Mark Neufurth, stratège en chef du projet SECA chez Ionos, confirme : « Bien qu’il n’y ait pas encore de développement [concret d’EuroStack], l’Europe doit avoir un cap clair. Sinon, nous serons écartés des grandes transformations numériques […] alors même que les hyperscalers continuent de venir, par exemple, à Berlin ou ailleurs pour profiter de l’innovation locale. »

« Cela prendra des années, voire des décennies. Mais c’est indispensable. »
Mark NeufurthIONOS

L’ambition est-elle trop élevée ? Car tout est à faire. Il faudra définir les couches logicielles, matérielles, de services, mobiliser les compétences. Il faudra aussi surmonter l’inertie des Européens.
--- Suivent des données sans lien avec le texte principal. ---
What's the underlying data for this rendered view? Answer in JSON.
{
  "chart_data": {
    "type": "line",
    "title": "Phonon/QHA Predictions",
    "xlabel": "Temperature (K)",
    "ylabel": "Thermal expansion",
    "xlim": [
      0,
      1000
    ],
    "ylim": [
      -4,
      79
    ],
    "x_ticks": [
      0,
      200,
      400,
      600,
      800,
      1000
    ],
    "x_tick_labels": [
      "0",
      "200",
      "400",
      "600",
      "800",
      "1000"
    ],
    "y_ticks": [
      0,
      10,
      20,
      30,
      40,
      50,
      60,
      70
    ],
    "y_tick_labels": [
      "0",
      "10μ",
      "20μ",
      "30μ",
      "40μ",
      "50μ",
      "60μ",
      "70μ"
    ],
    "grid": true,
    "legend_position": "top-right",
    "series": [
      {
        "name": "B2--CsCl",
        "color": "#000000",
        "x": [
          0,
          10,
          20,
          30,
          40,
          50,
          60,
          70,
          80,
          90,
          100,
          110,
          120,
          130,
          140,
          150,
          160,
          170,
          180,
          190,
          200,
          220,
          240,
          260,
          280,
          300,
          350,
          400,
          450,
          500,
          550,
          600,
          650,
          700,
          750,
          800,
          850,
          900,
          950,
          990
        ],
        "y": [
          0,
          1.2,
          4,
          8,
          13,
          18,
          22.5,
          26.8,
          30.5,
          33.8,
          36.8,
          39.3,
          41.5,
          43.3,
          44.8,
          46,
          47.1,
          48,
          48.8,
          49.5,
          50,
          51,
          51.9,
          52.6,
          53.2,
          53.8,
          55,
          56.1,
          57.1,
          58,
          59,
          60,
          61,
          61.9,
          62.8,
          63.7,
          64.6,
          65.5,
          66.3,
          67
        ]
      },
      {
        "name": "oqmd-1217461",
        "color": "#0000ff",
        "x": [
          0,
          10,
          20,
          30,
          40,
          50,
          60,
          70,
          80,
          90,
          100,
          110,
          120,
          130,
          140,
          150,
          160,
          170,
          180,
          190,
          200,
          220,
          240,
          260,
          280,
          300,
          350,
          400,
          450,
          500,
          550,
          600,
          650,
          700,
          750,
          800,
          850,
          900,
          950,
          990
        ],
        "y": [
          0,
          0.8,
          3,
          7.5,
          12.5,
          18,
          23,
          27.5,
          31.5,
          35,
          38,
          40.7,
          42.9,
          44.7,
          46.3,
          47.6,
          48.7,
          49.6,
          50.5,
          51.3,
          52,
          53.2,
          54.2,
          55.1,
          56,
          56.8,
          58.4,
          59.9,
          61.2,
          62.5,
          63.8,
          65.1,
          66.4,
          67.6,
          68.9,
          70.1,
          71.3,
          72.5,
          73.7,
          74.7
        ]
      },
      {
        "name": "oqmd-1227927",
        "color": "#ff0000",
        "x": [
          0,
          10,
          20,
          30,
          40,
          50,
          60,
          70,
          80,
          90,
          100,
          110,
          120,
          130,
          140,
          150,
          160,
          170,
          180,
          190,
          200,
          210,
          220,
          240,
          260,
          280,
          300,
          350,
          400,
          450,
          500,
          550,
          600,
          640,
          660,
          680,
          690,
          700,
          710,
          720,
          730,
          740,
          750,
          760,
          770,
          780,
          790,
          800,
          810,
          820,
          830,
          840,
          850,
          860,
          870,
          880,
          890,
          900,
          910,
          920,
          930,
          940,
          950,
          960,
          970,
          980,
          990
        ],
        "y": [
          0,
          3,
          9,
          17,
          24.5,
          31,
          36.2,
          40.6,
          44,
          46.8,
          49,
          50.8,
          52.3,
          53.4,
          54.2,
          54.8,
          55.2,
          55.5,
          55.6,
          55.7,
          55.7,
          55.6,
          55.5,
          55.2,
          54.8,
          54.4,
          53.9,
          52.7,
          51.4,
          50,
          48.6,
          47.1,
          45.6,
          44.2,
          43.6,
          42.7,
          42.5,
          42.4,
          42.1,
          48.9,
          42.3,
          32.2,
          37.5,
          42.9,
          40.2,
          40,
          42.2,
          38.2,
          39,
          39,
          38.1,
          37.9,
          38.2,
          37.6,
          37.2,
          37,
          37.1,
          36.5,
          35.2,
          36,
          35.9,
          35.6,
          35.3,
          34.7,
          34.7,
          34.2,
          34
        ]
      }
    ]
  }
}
Non, répond Mark Neufurth. Des briques technologiques existent déjà, comme le standard SECA ou des puces à basse consommation. Et l’Europe possède une pléthore d’acteurs cloud européens.

« Cela prendra des années, voire des décennies », concède cependant Mark Neufurth. « Mais c’est indispensable pour que l’Europe se libère un peu de la Chine et des États-Unis ».